CES 2021 will be completely virtual. Nevertheless, this will not prevent LG from overdoing the displays with its OLED screens. This year, the company prepared Three impressive submissions With a 55-inch transparent screen.
Of the three, the most suitable display for these times is the configuration we designed for a sushi bar. The screen serves as a physical barrier between the chef and the guest, as well as a means of flipping through menus or watching videos. At the same time, it is not opaque, so you can see the chef preparing his meal – which is the best thing to eat in a sushi bar. Appropriate, given the impact of the epidemic on restaurants.
The company also plans to demonstrate how the screen can be useful in metro cars. More specifically, replacing the windows of train cars with transparent screens so that passengers can view information such as line maps, weather and news, as well as places.
This is a quiet concept, though probably more suitable for areas with beautiful landscapes, as it is useless in tunnels. LG demonstrated something similar Beijing and Shenzhen earlier this year.
LG is also building a “smart bed” with a transparent OLED embedded in a frame that can be placed at the foot of the bed. The idea is to press a button and that is, the screen skips the frame “to show information or TV content in different screen ratios”.
It doesn’t make much sense as a sushi bar or metro settings, but it is aimed at people who want to watch TV or a movie in bed while watching the rest of the room. The frame is also portable, so you can theoretically take it to other rooms where this transparency may be more useful.
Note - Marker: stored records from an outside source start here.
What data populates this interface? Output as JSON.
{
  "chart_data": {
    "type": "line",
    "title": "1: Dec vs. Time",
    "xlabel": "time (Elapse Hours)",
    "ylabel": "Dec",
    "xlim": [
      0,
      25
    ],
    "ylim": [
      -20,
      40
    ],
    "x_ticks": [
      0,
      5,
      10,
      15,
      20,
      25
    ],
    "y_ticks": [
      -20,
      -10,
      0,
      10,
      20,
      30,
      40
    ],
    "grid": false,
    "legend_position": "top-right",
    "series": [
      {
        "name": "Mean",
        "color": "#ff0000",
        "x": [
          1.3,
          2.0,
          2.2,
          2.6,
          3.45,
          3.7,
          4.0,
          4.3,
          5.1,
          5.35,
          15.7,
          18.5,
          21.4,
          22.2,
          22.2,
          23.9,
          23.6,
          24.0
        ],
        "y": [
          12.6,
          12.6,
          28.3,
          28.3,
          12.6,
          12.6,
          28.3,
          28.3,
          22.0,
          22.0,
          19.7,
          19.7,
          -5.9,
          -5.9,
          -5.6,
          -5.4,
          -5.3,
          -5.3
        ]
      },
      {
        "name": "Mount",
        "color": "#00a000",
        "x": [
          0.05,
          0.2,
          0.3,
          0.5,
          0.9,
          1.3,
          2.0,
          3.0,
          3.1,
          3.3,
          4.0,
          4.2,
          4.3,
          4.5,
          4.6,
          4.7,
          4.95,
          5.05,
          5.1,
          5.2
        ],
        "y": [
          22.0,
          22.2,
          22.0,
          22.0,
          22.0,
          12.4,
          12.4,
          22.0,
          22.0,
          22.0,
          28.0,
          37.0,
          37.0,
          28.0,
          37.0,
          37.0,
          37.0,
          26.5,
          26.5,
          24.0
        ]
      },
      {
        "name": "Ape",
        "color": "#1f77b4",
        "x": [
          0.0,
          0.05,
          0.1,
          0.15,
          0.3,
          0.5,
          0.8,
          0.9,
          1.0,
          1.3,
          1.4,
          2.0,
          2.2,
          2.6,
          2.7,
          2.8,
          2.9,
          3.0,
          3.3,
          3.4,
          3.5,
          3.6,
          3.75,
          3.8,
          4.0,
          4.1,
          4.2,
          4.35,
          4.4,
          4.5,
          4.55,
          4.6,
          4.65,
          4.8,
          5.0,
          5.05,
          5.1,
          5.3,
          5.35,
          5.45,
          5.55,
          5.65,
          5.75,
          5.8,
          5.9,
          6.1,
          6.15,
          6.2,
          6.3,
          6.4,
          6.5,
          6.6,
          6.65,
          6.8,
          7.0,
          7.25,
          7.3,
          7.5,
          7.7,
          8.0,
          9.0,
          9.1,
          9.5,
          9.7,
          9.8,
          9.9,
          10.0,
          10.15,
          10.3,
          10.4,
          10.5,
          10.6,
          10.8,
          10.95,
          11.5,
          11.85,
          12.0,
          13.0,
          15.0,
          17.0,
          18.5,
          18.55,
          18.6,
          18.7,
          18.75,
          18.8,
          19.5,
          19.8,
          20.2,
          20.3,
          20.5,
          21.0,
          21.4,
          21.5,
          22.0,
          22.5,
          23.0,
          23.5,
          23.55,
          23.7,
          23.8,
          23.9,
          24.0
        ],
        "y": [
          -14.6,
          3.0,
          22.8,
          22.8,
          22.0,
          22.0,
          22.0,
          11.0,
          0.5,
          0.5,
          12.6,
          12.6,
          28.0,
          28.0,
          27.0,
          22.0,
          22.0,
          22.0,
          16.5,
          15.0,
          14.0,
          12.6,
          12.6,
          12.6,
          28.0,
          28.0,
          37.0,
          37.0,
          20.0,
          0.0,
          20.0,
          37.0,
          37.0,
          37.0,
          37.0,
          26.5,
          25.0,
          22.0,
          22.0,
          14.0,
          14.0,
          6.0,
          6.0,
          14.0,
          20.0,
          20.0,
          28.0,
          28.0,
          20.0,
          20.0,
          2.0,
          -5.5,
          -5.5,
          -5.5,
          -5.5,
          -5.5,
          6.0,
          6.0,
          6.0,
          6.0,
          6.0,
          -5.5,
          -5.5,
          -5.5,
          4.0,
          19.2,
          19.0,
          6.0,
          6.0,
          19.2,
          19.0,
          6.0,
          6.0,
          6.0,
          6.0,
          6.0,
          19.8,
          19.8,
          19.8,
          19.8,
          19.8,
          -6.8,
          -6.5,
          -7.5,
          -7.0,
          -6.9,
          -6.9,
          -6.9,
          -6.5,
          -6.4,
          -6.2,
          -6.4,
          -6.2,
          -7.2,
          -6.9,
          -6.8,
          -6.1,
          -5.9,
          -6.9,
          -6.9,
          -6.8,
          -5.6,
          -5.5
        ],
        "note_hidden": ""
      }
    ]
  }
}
Still i don’t see very helpful Having a transparent TV at home.
LG is also incorporating anything that calls the Cinematic Sound OLED (CSO) into the frame to eliminate the need for an external speaker.
Picture: Victoria Song / Gizmodo
LG is very fond of showcasing its cutting-edge technologies on the screen – and we’ve seen OLED transparent before this. This time, the company is trying to better show the utility of this technology in everyday situations.
Nevertheless, there are still problems that prevent them from working as well as they do in science fiction films: ambient light, for example, can make images look faded. The company says its transparent OLED does not require backlighting and provides 40% transparency – an increase from the 10% transparency that LG says is typical of today’s transparent LCDs.
This is a really good technique, although it is also ridiculously expensive: US $ 18,750 no site from LG, Which gives about R $ 100 thousand in direct conversion. At least it is cheaper than OLED TV Retractable 65 inch, which costs US $ 87 thousand or R $ 475 thousand.
It is a pity that we will not get to see these demos in person. LG which shows at CES Been incredible. The good news is that everyone, including the general public, will be able to watch virtual presentations from January 11.